The call went to voicemail again. She wouldn’t have blocked him. Not after that initial call. Unless she’d really screwed up and wanted to get her head on straight before talking to him.

He waited until the rest of the team woke before tapping Devin. “Can I borrow your phone? I want to make sure she hasn’t blocked me.” His buddy handed over his phone without hesitation. Linc tapped in the number, hoping for different results.

Voicemail.

“Shit.” He hung up and handed the phone back rather than listen to the message.

“Still haven’t connected with your sister?” the chief asked.

“Not yet.”

“Play the message for me,” Lundgren requested.

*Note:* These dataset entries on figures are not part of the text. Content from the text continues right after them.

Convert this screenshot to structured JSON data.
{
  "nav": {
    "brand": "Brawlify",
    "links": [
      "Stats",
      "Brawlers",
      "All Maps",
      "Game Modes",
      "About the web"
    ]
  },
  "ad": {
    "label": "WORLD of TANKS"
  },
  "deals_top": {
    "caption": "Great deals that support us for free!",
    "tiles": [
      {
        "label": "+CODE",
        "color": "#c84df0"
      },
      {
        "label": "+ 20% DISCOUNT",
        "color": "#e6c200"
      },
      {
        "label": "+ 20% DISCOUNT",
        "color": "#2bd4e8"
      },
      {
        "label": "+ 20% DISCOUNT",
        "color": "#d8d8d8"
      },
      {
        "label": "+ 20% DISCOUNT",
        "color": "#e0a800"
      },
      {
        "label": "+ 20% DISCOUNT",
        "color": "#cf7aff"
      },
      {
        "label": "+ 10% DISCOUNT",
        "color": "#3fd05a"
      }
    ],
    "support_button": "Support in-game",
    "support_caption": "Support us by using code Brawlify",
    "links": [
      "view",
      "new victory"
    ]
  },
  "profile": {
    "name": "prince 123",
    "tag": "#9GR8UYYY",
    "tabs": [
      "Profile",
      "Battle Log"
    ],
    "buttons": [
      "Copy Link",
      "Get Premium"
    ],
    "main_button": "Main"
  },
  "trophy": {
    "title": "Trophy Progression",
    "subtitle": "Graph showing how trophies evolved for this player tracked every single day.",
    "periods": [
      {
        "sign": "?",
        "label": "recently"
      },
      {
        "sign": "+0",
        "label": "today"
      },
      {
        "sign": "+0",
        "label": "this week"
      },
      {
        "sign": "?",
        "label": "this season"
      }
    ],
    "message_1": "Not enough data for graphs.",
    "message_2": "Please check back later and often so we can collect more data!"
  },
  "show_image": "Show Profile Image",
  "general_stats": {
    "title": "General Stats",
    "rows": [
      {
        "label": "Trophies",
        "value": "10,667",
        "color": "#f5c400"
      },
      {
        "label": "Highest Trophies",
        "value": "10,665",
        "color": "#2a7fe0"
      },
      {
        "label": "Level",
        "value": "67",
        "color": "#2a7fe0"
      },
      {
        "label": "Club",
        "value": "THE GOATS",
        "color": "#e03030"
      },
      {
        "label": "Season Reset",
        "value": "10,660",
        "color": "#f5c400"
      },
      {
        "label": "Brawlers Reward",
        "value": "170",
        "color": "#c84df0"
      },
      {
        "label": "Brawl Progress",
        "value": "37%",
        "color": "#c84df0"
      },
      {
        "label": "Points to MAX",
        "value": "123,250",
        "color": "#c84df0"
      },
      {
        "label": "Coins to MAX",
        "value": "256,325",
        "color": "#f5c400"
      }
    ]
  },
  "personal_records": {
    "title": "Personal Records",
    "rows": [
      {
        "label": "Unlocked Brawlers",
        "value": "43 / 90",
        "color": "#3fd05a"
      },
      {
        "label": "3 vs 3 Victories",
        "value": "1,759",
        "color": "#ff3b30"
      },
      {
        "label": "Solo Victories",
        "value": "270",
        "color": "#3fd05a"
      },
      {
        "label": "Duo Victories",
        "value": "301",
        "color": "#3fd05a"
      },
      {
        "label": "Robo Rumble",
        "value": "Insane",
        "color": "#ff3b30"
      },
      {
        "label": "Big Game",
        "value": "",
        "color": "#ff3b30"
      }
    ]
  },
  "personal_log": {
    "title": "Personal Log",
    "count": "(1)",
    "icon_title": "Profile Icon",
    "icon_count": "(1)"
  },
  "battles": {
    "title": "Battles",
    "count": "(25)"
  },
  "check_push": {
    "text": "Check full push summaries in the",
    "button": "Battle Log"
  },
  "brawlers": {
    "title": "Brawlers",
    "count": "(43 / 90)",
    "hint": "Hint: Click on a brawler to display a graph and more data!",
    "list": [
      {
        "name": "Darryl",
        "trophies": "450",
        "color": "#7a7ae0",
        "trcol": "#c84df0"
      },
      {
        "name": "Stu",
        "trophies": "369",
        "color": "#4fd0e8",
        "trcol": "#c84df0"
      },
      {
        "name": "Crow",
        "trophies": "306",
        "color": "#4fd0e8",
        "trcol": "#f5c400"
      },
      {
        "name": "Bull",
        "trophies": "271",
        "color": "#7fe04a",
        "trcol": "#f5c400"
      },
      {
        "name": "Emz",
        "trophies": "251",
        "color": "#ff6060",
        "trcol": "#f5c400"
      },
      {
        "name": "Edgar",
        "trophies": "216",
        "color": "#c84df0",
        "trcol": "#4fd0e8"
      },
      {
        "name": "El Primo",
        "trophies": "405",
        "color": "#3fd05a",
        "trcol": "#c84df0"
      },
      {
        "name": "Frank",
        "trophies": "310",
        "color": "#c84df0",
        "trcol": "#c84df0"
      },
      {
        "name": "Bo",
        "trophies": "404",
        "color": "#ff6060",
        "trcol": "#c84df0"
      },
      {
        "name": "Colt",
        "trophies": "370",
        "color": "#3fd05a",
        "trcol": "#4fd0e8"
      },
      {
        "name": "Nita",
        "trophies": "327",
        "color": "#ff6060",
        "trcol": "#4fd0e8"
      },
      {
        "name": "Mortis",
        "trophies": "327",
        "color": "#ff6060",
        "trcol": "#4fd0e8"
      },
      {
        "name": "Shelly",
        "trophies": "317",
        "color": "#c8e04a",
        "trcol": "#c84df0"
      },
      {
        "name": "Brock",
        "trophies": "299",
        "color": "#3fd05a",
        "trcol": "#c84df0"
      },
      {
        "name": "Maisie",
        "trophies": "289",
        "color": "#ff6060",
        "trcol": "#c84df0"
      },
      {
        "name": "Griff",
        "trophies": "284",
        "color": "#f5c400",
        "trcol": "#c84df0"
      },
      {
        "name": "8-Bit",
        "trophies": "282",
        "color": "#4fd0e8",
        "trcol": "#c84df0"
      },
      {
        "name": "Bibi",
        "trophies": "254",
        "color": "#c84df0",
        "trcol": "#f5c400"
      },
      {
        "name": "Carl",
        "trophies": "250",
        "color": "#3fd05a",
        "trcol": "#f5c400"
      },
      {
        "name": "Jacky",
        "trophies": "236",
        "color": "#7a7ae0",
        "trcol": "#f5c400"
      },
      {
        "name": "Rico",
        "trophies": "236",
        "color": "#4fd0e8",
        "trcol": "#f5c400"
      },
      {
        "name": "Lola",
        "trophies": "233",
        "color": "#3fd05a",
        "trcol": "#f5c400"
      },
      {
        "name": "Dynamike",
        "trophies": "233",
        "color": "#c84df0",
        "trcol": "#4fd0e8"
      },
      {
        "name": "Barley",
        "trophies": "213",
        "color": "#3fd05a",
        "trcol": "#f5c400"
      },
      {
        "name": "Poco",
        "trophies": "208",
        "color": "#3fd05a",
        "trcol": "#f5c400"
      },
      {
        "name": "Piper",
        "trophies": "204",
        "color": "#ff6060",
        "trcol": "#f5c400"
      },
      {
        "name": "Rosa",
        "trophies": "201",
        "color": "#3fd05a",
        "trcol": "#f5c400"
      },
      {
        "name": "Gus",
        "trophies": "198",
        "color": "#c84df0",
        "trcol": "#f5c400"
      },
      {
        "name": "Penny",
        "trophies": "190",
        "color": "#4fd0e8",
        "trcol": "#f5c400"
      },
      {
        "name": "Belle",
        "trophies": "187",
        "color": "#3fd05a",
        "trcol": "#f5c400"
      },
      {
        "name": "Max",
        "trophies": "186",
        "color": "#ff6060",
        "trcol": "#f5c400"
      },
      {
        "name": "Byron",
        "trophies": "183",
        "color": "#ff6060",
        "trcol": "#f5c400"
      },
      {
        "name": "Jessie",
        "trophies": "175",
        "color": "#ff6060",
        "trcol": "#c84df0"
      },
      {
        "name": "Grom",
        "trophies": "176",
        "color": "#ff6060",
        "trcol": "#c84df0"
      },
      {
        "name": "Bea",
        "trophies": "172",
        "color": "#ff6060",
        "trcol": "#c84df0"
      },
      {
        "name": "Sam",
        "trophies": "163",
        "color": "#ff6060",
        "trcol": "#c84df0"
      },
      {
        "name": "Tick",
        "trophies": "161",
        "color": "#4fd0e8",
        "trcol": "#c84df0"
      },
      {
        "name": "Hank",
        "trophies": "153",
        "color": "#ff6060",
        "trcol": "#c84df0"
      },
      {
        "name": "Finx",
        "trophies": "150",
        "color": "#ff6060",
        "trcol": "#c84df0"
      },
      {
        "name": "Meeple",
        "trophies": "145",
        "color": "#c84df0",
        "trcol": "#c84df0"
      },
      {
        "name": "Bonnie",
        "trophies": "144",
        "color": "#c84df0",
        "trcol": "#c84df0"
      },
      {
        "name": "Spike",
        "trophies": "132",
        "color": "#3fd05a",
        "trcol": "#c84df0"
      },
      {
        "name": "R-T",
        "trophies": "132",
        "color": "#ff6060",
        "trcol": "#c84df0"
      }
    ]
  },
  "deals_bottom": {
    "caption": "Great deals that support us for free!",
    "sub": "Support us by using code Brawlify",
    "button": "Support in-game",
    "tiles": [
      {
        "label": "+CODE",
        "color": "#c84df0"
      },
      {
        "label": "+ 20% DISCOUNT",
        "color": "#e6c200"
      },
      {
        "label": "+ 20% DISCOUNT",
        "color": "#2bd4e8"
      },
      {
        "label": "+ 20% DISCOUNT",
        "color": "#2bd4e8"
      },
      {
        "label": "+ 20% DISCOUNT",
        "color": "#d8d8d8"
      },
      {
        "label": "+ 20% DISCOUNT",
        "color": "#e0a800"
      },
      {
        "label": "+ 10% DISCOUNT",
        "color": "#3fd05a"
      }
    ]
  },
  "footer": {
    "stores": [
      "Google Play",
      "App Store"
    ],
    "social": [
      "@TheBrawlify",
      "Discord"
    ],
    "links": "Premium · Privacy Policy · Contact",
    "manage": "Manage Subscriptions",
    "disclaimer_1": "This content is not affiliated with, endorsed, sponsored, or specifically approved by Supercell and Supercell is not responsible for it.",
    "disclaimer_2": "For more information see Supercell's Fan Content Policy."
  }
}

Linc pulled out his phone. Getting non-biased feedback could give him some peace of mind and direction. The team crowded around in the kind of support he needed. He hit play, closed his eyes, and listened to Bri’s voice rather than study his friends’ faces. He clung to the hope that he was overreacting. Though replaying Bri’s message still made his muscles tense, knowing his team had his back helped him breathe.

“Play it again,” Tony Vincenti requested. Vincenti did most of the team’s undercover work and excelled at reading people and situations. “She’s speaking low like she doesn’t want to be heard, and I don’t know her, but the distress in her voice is real. Do you know the other woman talking?”

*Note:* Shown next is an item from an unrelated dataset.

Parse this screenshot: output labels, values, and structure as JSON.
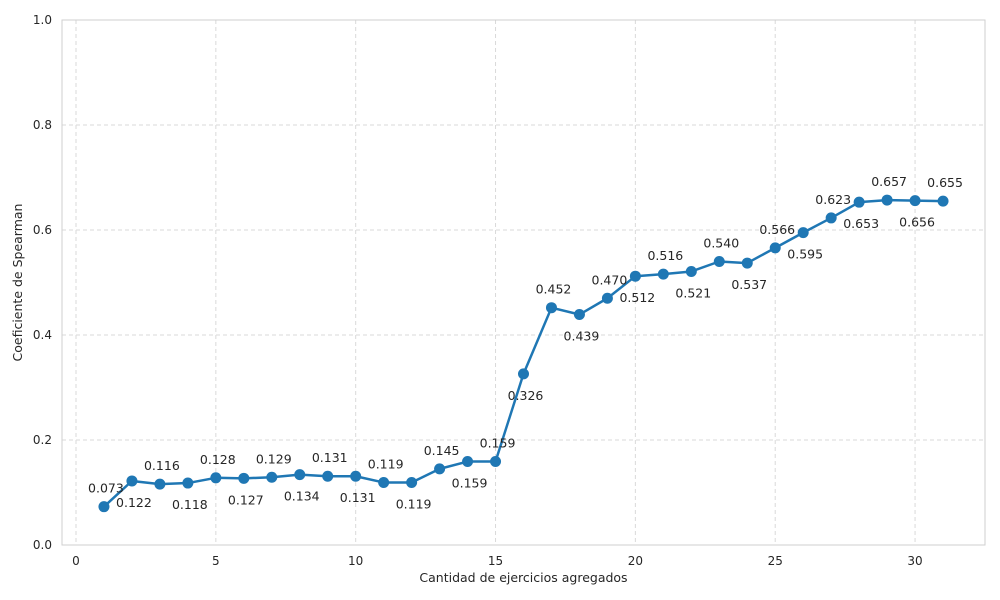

“No clue who she is.” The woman sounded young, maybe mid-twenties. Despite the southern accent, her harsh, unprofessional tone didn’t sound like a co-worker or Bri’s boss, who Linc recalled being male.

“Does she sound under the influence to you?” Vincenti asked.

“No. Just scared.” If she were high, she wouldn’t have called him to confess when he was deployed.

“I agree,” Dev said.

The heads bobbing in agreement lessened his fears about her using drugs but didn’t banish his gut instinct that Bri was in trouble.

“Let me know if you need anything .” Chief Lundgren held eye contact until Linc gave an affirmative nod.

“If Stephanie can call the preschool and make sure Jalen’s there and go by Bri’s apartment, I’d appreciate it.” He hadn’t anticipated this with how well Bri had been doing.

After breakfast and four hours of training, where Linc struggled to concentrate, the men broke for lunch. Linc waited for Chief Lundgren to finish a conversation with a Ukrainian officer before he approached. “Any word from Stephanie yet?”

“She called the school and managed to get confirmation that Jalen’s in class. Then she went by Bri’s apartment. No one was there, and nothing seemed off.”

Between the message Bri had left Linc and not being able to reach her, this news wasn’t enough to reassure him. What’s going on, Bri? “Would Stephanie mind going by again tonight?”

“I can ask. There’s also a flight back to Fort Liberty leaving at fourteen hundred hours. I’ll sign off on emergency family leave.”

“I’d hate to leave the team short-handed, but?—”

“No buts. It’s family. You’re all she’s got.”

That wasn’t entirely true. She had Jalen, the reason she’d turned her life around. But addiction was a powerful thing. What would happen to Jalen if Bri backslid? Linc knew—and he wouldn’t let that happen to his nephew. “I’ll be back as soon as I get things straight at home.”

“I’ll let them know you’ll be on the flight. Keep me updated. Dismissed.”

“Thanks, Chief.” Emotion choked Linc that Lundgren had already checked on flights. He breathed easier, though he had no idea what he’d be walking into once he returned to Fayetteville, North Carolina. However, the chief letting him go so easily reminded him that while he was an integral part of the team—which was as much like family to him as his sister and nephew—he wasn’t replaceable. There were dozens of men who trained and worked equally hard who would love to take his place. Regardless, he needed to be there for Bri—he owed her that.